The holy grail will be the ability to predict which cancers are aggressive, based on cell biology. Meanwhile, the new test is an advance on the PSA.  A new prostate cancer screening test will be a definite advance on the PSA, and promises to reduce unnecessary biopsies, a prominent urologist says. Professor Phillip Stricker, chairman […]


The holy grail will be the ability to predict which cancers are aggressive, based on cell biology. Meanwhile, the new test is an advance on the PSA. 

A new prostate cancer screening test will be a definite advance on the PSA, and promises to reduce unnecessary biopsies, a prominent urologist says.

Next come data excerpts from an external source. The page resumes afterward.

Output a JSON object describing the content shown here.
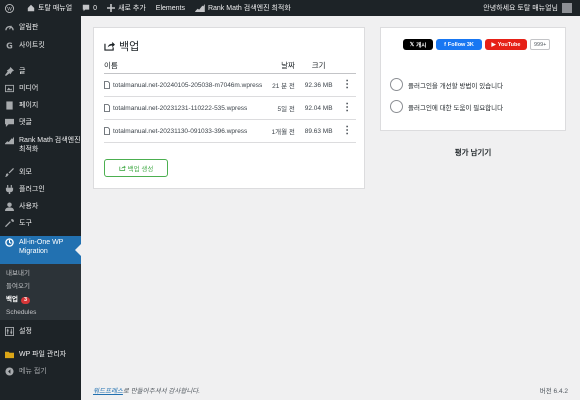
{
  "adminbar": {
    "site_name": "토탈 매뉴얼",
    "comments_count": "0",
    "new_label": "새로 추가",
    "elements_label": "Elements",
    "rankmath_label": "Rank Math 검색엔진 최적화",
    "greeting": "안녕하세요 토탈 매뉴얼님"
  },
  "sidebar": {
    "dashboard": "알림판",
    "sitekit": "사이트킷",
    "posts": "글",
    "media": "미디어",
    "pages": "페이지",
    "comments": "댓글",
    "rankmath": "Rank Math 검색엔진 최적화",
    "appearance": "외모",
    "plugins": "플러그인",
    "users": "사용자",
    "tools": "도구",
    "ai1wm": "All-in-One WP Migration",
    "sub_export": "내보내기",
    "sub_import": "들여오기",
    "sub_backups": "백업",
    "sub_backups_badge": "3",
    "sub_schedules": "Schedules",
    "settings": "설정",
    "filemanager": "WP 파일 관리자",
    "collapse": "메뉴 접기"
  },
  "backups": {
    "title": "백업",
    "headers": {
      "name": "이름",
      "date": "날짜",
      "size": "크기"
    },
    "rows": [
      {
        "name": "totalmanual.net-20240105-205038-m7046m.wpress",
        "date": "21 분 전",
        "size": "92.36 MB"
      },
      {
        "name": "totalmanual.net-20231231-110222-535.wpress",
        "date": "5일 전",
        "size": "92.04 MB"
      },
      {
        "name": "totalmanual.net-20231130-091033-396.wpress",
        "date": "1개월 전",
        "size": "89.63 MB"
      }
    ],
    "create_label": "백업 생성"
  },
  "side": {
    "x_label": "개시",
    "fb_label": "Follow 3K",
    "yt_label": "YouTube",
    "yt_count": "999+",
    "feedback_improve": "플러그인을 개선할 방법이 있습니다",
    "feedback_help": "플러그인에 대한 도움이 필요합니다",
    "review_title": "평가 남기기"
  },
  "footer": {
    "link": "워드프레스",
    "text": "로 만들어주셔서 감사합니다.",
    "version": "버전 6.4.2"
  },
  "colors": {
    "adminbar_bg": "#1d2327",
    "current_menu": "#2271b1",
    "create_button": "#4caf50",
    "badge": "#d63638"
  }
}
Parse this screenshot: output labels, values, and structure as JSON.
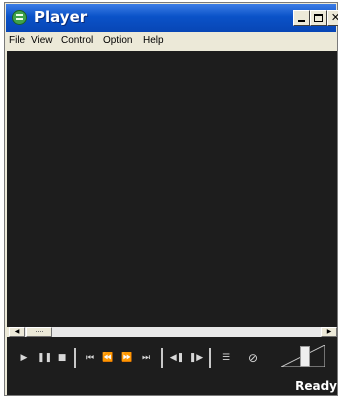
{
  "window": {
    "title": "Player"
  },
  "titlebar_buttons": {
    "minimize": "minimize-icon",
    "maximize": "maximize-icon",
    "close": "✕"
  },
  "menu": [
    "File",
    "View",
    "Control",
    "Option",
    "Help"
  ],
  "controls": {
    "play": "▶",
    "pause": "❚❚",
    "stop": "■",
    "prev": "⏮",
    "rewind": "⏪",
    "forward": "⏩",
    "next": "⏭",
    "step_back": "◀❚",
    "step_forward": "❚▶",
    "playlist": "☰",
    "mute": "⊘"
  },
  "volume": {
    "level": 0.55
  },
  "status": {
    "text": "Ready"
  },
  "colors": {
    "titlebar": "#0a52c8",
    "video_bg": "#1d1d1d",
    "window_bg": "#ece9d8"
  }
}
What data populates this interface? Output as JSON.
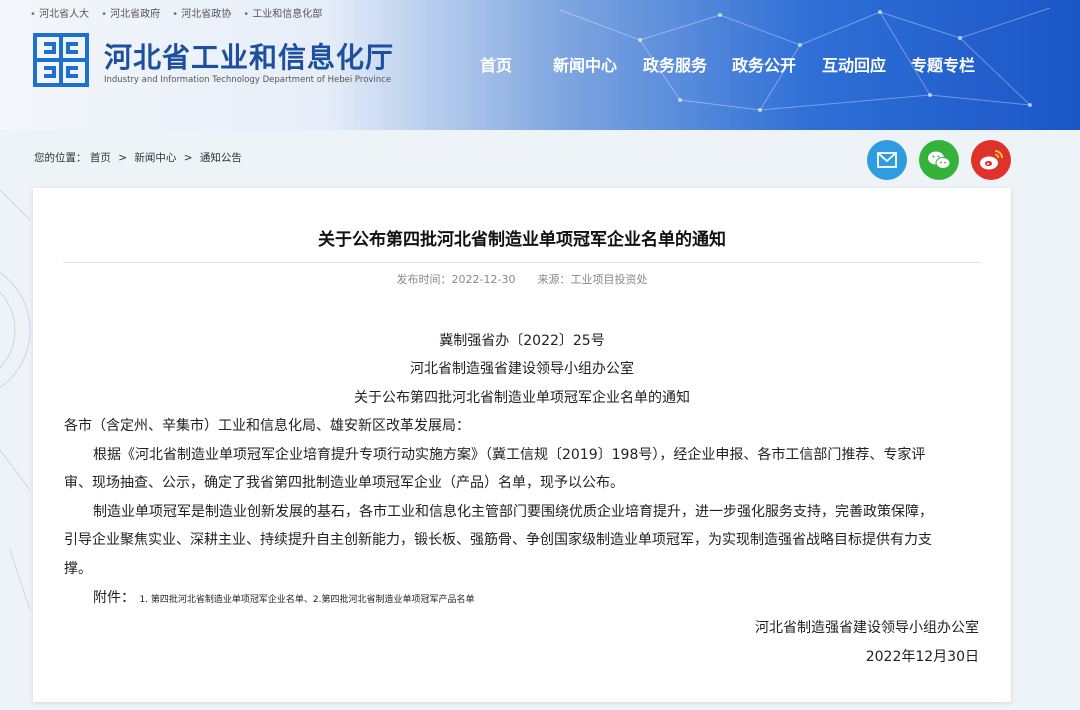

Professor Phillip Stricker, chairman of the Department of Urology at Sydney’s St Vincent’s Clinic, said the test, dubbed the STHLM3, would go some way to improving the detection of aggressive tumours when combined with newer imaging techniques.

The combination test analyses six currently available protein markers and over 200 genetic markers, along with demographic factors, and will become available March next year in Sweden.

“You can’t do an MRI on everyone, but hopefully combining tests like these with imaging tests will be more how it’s going to look in five years’ time,” Professor Stricker said.

Professor Stricker was referring to Swedish study of 60,000 men that found the test performed significantly better than PSA alone for detection of cancers with a Gleason score of at least 7.

In future,  “imaging tests will be much more meaningful in terms of screening for prostate cancer and ensuring that we don’t find the unimportant ones,” he told The Medical Republic.

The test reduced the number of biopsies by 32% without compromising patient safety, and could avoid 44% of benign biopsies, the Karolinksa Institute researchers wrote.

In the population study, the test was compared with the PSA in men aged 50-69, where it was found to pick up aggressive cancers in men with low PSA values (1-3ng/mL).

Professor Ian Olver, Director of the Sansom Institute for Health Research in South Australia, said the test was a good interim measure, and one that would cut down on overtreatment and its associated health problems.

“The trouble at the moment is that the PSA test isn’t accurate enough, and so a raised PSA is leading to biopsy, and biopsy is leading to treatment,” Professor Olver said.

While cutting unnecessary biopsies would save money associated with hospital costs and complications from infections and bleeding, Professor Olver says the ‘holy grail’ was the ability to predict which cancers will be aggressive based on the biology of the cells.

Regardless of the improvements on the new test, Associate Professor Ian Haines, a Senior Medical Oncologist and Palliative Care Physician at Monash University, remained firm that asymptomatic men should not be screened.

“Yes it could reduce [biopsies], but that is still a huge number of unnecessary biopsies and we haven’t proven that even with high risk cancer that aggressive treatment prevents deaths,” Professor Haines said.

“Stop sending all these well men to get potentially harmful biopsies,” he said. “I don’t know any oncologists that would have a PSA and I wouldn’t have one.”

“I’d personally tell patients to understand that you’re strapping yourself into a rollercoaster once you have a PSA, and once you strap yourself into the rollercoaster it’s very hard to get off.”